ACAB, Suburra, Romanzo criminale, e Gomorra sono tutti “melodrammi” che gettano l’enfasi della narrazione su antieroi maschili meritevoli di redenzione, mentre emarginano e sminuiscono le donne. Danielle Hipkins sostiene che una prolungata adolescenza maschile sia rappresentata positivamente e giocosamente nella tradizione italiana, mentre “l’attenzione verso le giovani donne nel cinema italiano si concretizza solo in qualcosa come il cadavere usa e getta di Suburra”[iv]. Gli uomini in questi film e serie televisive sono spesso feriti e tumefatti – un braccio spezzato in Romanzo criminale, una gamba in ACAB, una gola tagliata in Suburra – e suggeriscono che la mascolinità è sensibile agli attacchi, è in crisi e ha bisogno di supporto.
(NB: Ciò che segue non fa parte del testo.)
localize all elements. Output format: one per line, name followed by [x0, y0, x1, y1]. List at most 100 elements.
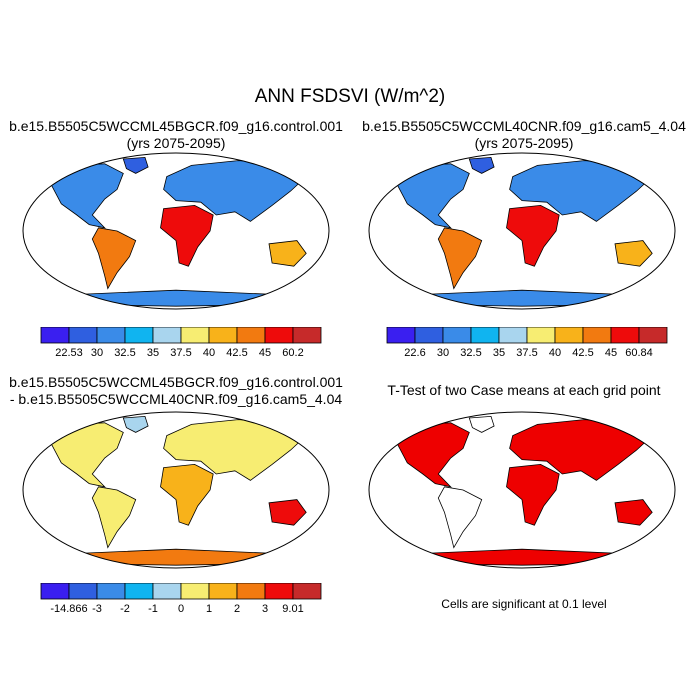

Diversamente da ciò che accade alle loro controparti femminili, le figure maschili sono prevalentemente assolte per i loro errori, sia che i crimini siano le percosse contro un tifoso di calcio o ben più estremi. Nell’episodio 2.1, Ciro strangola a morte la sua amata moglie Deborah quando quest’ultima minaccia di parlare con la polizia. Un tale atto di violenza è insolito per la televisione italiana, anche perché gli spettatori si sono affezionati a Deborah, sempre rappresentata come una vittima. Al tempo stesso, è sorprendente che lo sviluppo narrativo sia strutturato in modo da stimolare un’immediata empatia con Ciro, spingendo così gli spettatori a condividerne il dolore per la perdita della donna che egli stesso ha ucciso qualche istante prima. Questo tipo di criminali, in grado di ispirare sentimenti di solidarietà e comunione, sono sempre più diffusi sugli schermi di tutto il mondo e Sollima si è dimostrato unico nella regia di film e serie televisive che hanno come protagonisti degli antieroi tormentati e sofferenti. La musica, il montaggio, la mascolinità, la mafia, il melodramma maschile – tutti fattori che hanno contribuito a delineare l’inconfondibile il timbro stilistico di Stefano Sollima.